I don't read that as Cloudflare picking favorites, exactly. Blocking Googlebot means leaving Google Search, and no ad-supported publisher will volunteer for that. But the practical effect seems to be that the company with the most market power pays the least for content, which is roughly how the past two decades of the web went too. It also fits a pattern we have covered before: Google's search chief spent June blaming paywalls for the traffic AI took, right as the first randomized study showed AI Overviews cutting publisher clicks by 39.8%. The platforms are telling publishers the traffic loss is their own fault while the infrastructure layer quietly builds them a cash register. Draw your own conclusions about which side has better incentives here.

Allow, charge, or block: make the call before the default makes it for you

The audit takes maybe ten minutes if your site sits behind Cloudflare, and most ad-supported sites do at some layer. Open the bot management section and pull the AI crawl analytics: which bots hit you, how often, and what they touched. Then pull 30 days of referral data from your analytics tool and measure sessions arriving from AI assistants (chatgpt.com, perplexity.ai, copilot referrers) as a share of organic sessions.

From what I have seen shared publicly, most B2B sites are still under 1% of sessions from AI assistant referrals. If that is you, switching training crawlers to Charge costs you approximately nothing in reach and starts a paper trail that pays off if the licensing market matures. If AI answers meaningfully drive branded search or direct demand for you, the calculus flips: allow agents, charge trainers, and watch the attribution dashboard for a quarter before you touch anything else. The one move I would not make is leaving the decision to whatever default happens to apply to your account tier. That is a strategy chosen by someone else.

Cloudflare says more than 50 major content licensing deals were signed in the past year. I will put a number on where this goes: by this time next year, I expect at least a third of ad-supported publishers behind Cloudflare to have Charge switched on for training crawlers. Not because everyone expects a check. Because Block is becoming the default, and Charge is one click friendlier than Block.

To be fair, I keep going back and forth on the discovery question.

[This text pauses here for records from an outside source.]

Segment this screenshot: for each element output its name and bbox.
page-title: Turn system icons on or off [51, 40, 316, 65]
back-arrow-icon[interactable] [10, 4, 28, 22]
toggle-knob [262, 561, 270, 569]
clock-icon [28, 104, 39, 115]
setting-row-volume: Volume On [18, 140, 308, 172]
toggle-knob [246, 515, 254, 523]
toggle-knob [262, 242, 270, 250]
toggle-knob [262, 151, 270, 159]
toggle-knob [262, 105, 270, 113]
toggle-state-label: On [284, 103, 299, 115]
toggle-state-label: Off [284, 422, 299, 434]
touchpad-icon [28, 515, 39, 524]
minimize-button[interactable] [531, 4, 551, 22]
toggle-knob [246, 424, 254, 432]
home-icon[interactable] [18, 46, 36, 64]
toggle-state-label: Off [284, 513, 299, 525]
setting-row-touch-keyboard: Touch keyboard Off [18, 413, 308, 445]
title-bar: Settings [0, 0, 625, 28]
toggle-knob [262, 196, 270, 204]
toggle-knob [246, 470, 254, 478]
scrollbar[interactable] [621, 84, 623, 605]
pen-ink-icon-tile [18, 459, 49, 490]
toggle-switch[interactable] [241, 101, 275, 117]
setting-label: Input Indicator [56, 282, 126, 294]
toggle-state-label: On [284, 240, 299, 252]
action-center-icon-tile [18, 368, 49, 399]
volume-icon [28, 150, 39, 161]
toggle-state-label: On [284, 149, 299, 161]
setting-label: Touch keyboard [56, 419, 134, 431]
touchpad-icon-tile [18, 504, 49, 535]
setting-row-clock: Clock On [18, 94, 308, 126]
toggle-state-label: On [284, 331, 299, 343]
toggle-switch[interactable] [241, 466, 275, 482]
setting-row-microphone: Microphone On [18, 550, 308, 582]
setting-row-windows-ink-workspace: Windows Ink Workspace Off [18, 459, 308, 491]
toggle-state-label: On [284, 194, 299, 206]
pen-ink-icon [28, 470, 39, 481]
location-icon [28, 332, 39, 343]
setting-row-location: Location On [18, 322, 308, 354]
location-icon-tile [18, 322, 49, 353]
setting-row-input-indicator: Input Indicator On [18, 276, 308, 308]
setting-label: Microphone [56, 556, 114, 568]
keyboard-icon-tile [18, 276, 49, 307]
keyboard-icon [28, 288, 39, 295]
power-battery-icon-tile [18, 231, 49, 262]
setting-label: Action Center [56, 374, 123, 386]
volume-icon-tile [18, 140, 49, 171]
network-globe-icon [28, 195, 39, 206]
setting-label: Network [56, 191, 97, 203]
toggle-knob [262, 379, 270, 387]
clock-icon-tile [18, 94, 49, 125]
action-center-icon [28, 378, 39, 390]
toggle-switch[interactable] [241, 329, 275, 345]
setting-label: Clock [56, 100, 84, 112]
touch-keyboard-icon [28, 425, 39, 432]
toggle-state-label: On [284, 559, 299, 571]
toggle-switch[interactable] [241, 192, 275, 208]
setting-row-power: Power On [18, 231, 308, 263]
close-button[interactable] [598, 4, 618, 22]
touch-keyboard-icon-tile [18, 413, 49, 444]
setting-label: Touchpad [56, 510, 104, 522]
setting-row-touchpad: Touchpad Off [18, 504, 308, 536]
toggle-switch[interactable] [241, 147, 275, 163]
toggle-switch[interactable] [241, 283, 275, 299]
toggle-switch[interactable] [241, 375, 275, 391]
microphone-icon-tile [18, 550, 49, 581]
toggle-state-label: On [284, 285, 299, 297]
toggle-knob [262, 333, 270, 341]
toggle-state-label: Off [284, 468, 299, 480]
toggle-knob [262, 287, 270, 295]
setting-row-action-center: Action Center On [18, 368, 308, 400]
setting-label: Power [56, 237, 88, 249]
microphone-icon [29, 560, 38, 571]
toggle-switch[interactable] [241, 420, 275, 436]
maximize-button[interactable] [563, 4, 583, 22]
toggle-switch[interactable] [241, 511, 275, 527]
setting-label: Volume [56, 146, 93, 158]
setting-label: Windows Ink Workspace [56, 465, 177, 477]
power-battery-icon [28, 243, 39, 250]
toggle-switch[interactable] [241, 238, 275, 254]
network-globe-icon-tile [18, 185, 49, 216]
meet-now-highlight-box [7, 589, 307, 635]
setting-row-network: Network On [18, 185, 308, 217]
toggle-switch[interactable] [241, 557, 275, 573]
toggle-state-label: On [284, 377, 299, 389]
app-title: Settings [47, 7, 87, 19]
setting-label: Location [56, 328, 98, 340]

Blocking training bots protects content that cost real money to make, but AI answers are becoming a discovery surface, and being absent from them carries a cost nobody can measure cleanly yet. Both things are true at once, which is uncomfortable, and anyone claiming certainty about the tradeoff is selling something. What actually changed this week is who holds the toggle. It used to sit with the AI companies, buried in a robots.txt convention they were free to ignore. After September 15, it sits with you. It just also defaults to an answer, so it would be worth knowing whether you agree with it.